Foi-se o tempo em que a função primordial dos Tribunais de Contas se assentava no controle “a posteriori” das pessoas que utilizam, arrecadam, guardam, gerenciam ou administram dinheiro, bens e valores públicos. Desde o início da implantação da República no Brasil, os Tribunais de Contas foram elevados à categoria de órgãos de extração constitucional, projetados e protegidos, nessa dimensão, pela força da deliberação constituinte originária, que perspectivou a necessidade de um órgão de controle externo sobre os gastos públicos como sustentáculo do próprio regime democrático.

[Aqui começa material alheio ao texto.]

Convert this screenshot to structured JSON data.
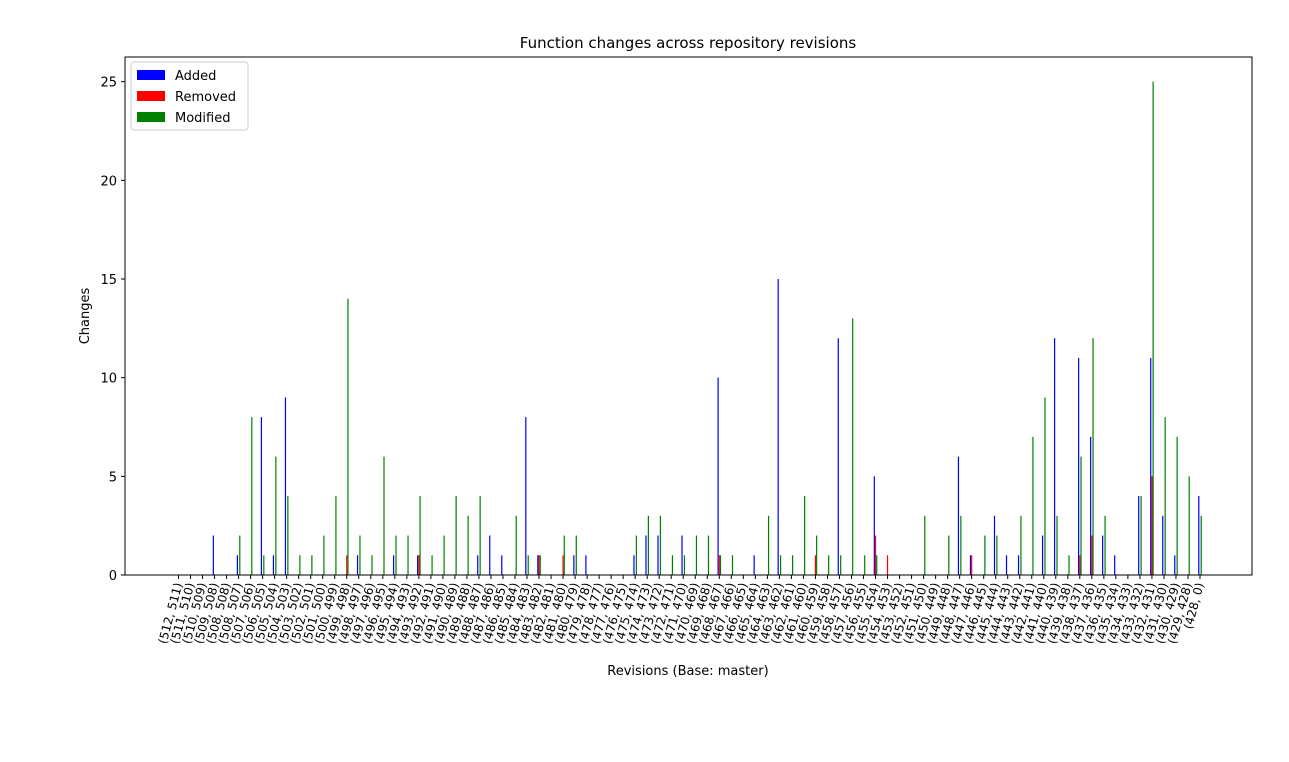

A Constituição Federal atual ajusta sua força estruturante do Estado federativo brasileiro com os Tribunais de Contas, assentando-os como um dos seus pilares de sustentação. No manejo dessas disposições, o Supremo Tribunal Federal, em julgamentos de matérias que envolvem interpretação sobre o delineamento das competências dos Tribunais de Contas, tem-lhes conferido o uso de instrumentos jurídicos necessários (meios) para a consecução da sua função de controle externo (fim), reconhecendo-os como legítimos detentores de atribuições decorrentes de competências constitucionais genuínas, de que é exemplo o poder cautelar (v. MS 24.510 e MS 33.092), dimensionando-os a uma atuação preventiva eficaz dos gastos públicos e não apenas mediante controle “a posteriori”.
Nesse contexto, em que se inserem como órgãos com arrimo constitucional, é que se encontra respaldo à legitimação da atuação dos Tribunais de Contas, como sentinelas avançadas em defesa do controle eficiente e adequado do gasto do dinheiro público, mediante fiscalizações preventivas ou concomitantes, para se evitar prejuízo ao erário.
E nessa perspectiva se ajustam, por exemplo, as fiscalizações-relâmpago, ou coordenadas, que estão sendo realizadas por Tribunais de Contas na forma, e. g., como foram concebidas e implantadas, em 2016, pelo TCE-SP (metodologia explicada nesse link ), em que, sem qualquer aviso antecipado ao jurisdicionado, efetiva-se presencialmente, in loco, fiscalização surpresa para aferição das condições e da qualidade da prestação de serviços pela Administração e também o controle sobre execução de obras. Nesse sentido, podem ser mencionadas, como exemplos, as fiscalizações sobre conservação dos passeios públicos e condições de acessibilidade; merenda, transporte e material escolar, livros didáticos, uniformes; limpeza urbana e a destinação de resíduos sólidos; funcionamento dos hospitais públicos, equipes de plantão, validade de seus medicamentos; conservação de vias públicas (tapa-buraco, recapeamento), pontes, viadutos, semáforos; as condições e a qualidade dos serviços prestados por entidades do terceiro setor; creches; obras inacabadas etc.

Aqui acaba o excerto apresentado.